Sunday, a 32-year old migrant from Uganda-Rwanda boarder, arrived in Wakiso district a suburb of Kampala in 1995. For a decade he hopped from job to job; trying out serving in people’s households as a farm boy, to a porter on road construction before turning to farming, a childhood skill he learnt from his father – but all with little success.
According to Sunday, his father had written him off, as a failure. But in 2009, he got a break through - changing his father’s attitude about him. His horticulture and legume garden helped him succeed. Unlike previous times where he sold to middlemen, I helped him develop strategies to sell to rich households - mainly those nearby. We developed a mobile phone mailing list of the nearby household. With this list he kept sending updates about what is ready and available for consumption. As a result consumers bought his farm output fresh and cheaper directly on his farm. Many actually used m-money to pay him.

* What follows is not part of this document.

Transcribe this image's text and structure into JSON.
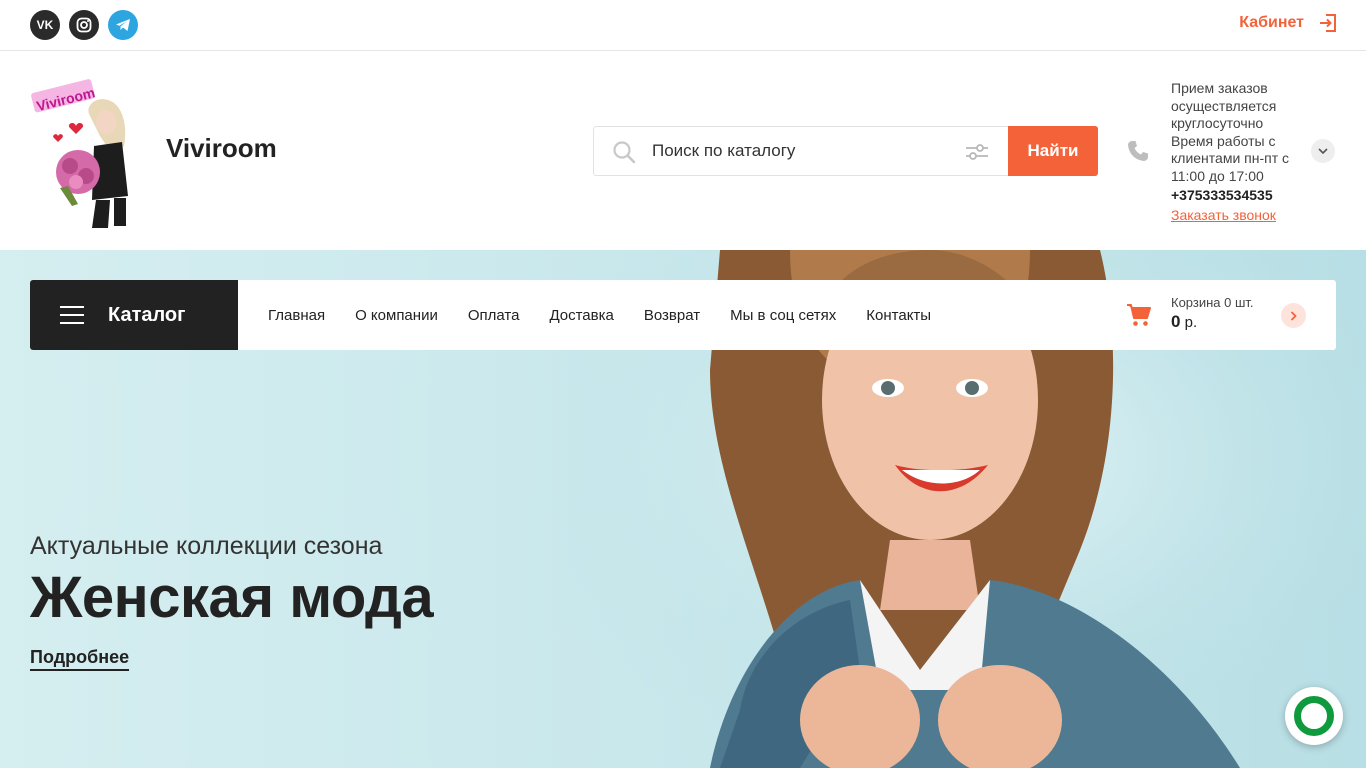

The strategy gained him U$ 1500 in profit for the season. He used this money back home to buy 5 heifers at U$ 500 and a plot of farming land at U$ 1000. He also hired an additional 2 acres of land to expand his farm to 4 acres. Imagine what m-agriculture can do from enhancing the availability of food on plate, raw materials for industries that make human needs meet to linking up the five sub-domains making the holistic agricultural knowledge domain; research, education, extension, production and marketing.
The story behind the story In May, 2008, I was in Hungary for the Global Telecentre Alliance conference. Observing along the field trip, I could see that households parked at farms, buying farm outputs directly from farmers. Reflecting over it, I thought it could be one way to enhance money mobility to rural communities as well as creating positive feedback to increase food production. Use of ICT tools could even make it possible at national and regional level. Sunday, gave me the chance to test the possibility of this transformer of innovation in my country’s experience. This story and several other motived us to design moMEALS; a mobile phone, web and telecentre integrated project that connects small scale farmers to markets and market information so as to contribute to the efforts of ending hunger and poverty - CTA is our social investor.